Maybe the ‘useless’ schoolwork was not so useless after all

There are times when the things we learnt in school seem so useless that we cannot help lamenting the time we “wasted” learning them. Kinematics is always the first on my list when this comes up. I think of that extra time I took to make sense of John travelling from point A to point B in half the time James did at speed X or was it velocity … dizzying, right? And think of the number of pages I would have read from whatever novel I had at the time.

Fast forward to the university and think of the research you carried out in order to write a good dissertation and graduate. That is if you are not among the people who raided the faculty book bank for past dissertations, and then tweaked them to make them your own. Was it relevant?

That is the question I kept asking myself until recently. See, my university research was on the future of free-to-air TV stations in the face of pay television. Half way through the research, I got a little frustrated when I couldn’t get as much information as I wanted.

Truthfully, I had picked the topic because I wanted all the hours I spend watching TV (and they are many) to come to something. But I had one of those supervisors you can’t give half-baked information because you wouldn’t be able to look them in the eye so I carried on.

The things I learnt
As I pored through books, I came across things like digital migration and specialised TV stations and how UBC, which was my free-to-air case study, was already venturing into that direction. That was 2010, when digital migration still seemed like something out of a futuristic movie. I was having fun with my topic at this point.
If memory serves me right, I concluded my research with something about free-to-air stations still being in the safe zone since only one pay TV service –DSTV (my Pay TV case study) — was going strong at the time. The other Pay TV service at the time, GTV, had just closed shop.

However, I pointed out that this could be short-lived if other countries were anything to go by. I handed in the dissertation, graduated and that was it.

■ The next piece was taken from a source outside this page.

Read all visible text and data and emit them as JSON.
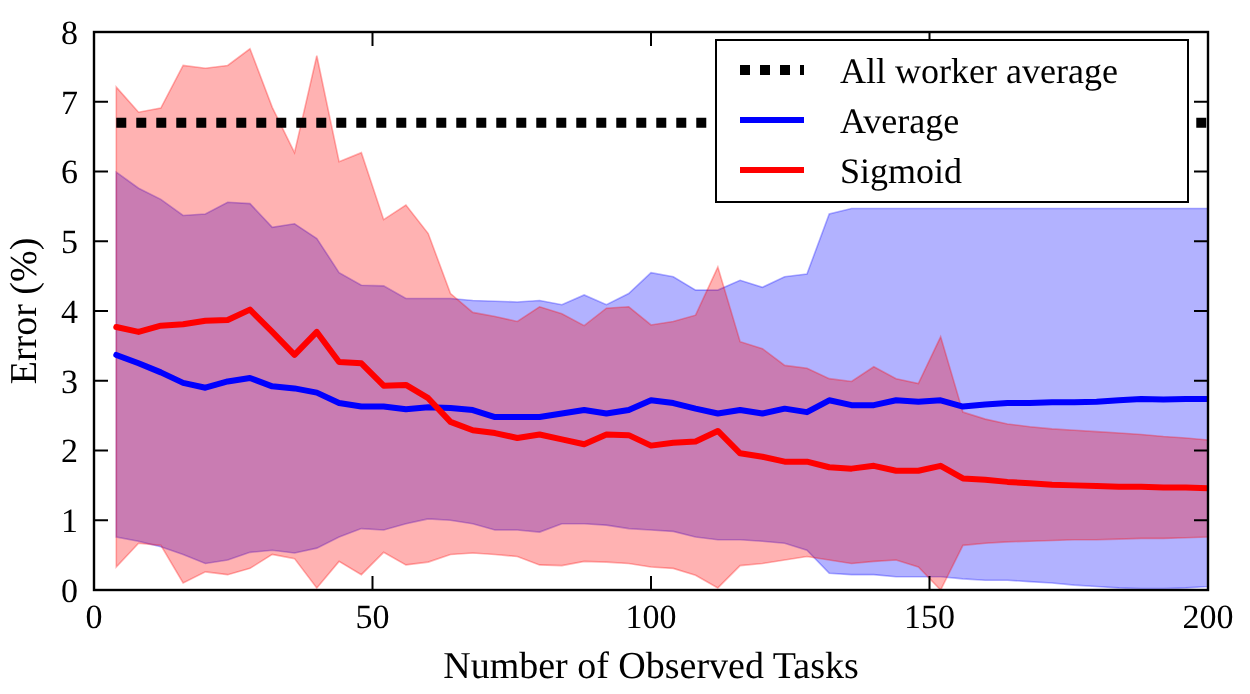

Fast forward to today where you are wondering why I’m talking about my dissertation. I might not be applying my dissertation to the work I’m currently doing but at least my eyes don’t glaze over when digital migration is being discussed.

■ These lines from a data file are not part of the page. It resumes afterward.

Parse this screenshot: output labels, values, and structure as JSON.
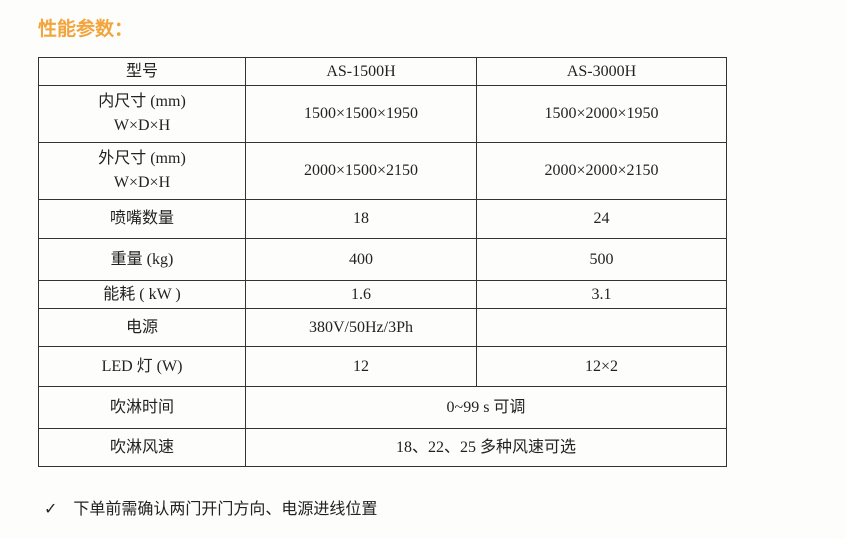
{
  "heading": "性能参数：",
  "table": {
    "header": [
      "型号",
      "AS-1500H",
      "AS-3000H"
    ],
    "rows": [
      [
        [
          "内尺寸 (mm)",
          "W×D×H"
        ],
        "1500×1500×1950",
        "1500×2000×1950"
      ],
      [
        [
          "外尺寸 (mm)",
          "W×D×H"
        ],
        "2000×1500×2150",
        "2000×2000×2150"
      ],
      [
        "喷嘴数量",
        "18",
        "24"
      ],
      [
        "重量 (kg)",
        "400",
        "500"
      ],
      [
        "能耗 ( kW )",
        "1.6",
        "3.1"
      ],
      [
        "电源",
        "380V/50Hz/3Ph"
      ],
      [
        "LED 灯 (W)",
        "12",
        "12×2"
      ],
      [
        "吹淋时间",
        "0~99 s 可调"
      ],
      [
        "吹淋风速",
        "18、22、25 多种风速可选"
      ]
    ]
  },
  "note": {
    "mark": "✓",
    "text": "下单前需确认两门开门方向、电源进线位置"
  }
}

Instead, I nod along when something that I came across during my research is mentioned. Does it increase my bank balance? No. But at least I can keep up with this particular topic.

Just like whoever really loved Kinematics smiles when they understand how a train or person gets from one place to another in a lesser duration than expected (I’m assuming that’s how they apply it), there are things I learnt in school that make me smile even when they seemed so useless at the time. And smiling will keep me younger (at heart).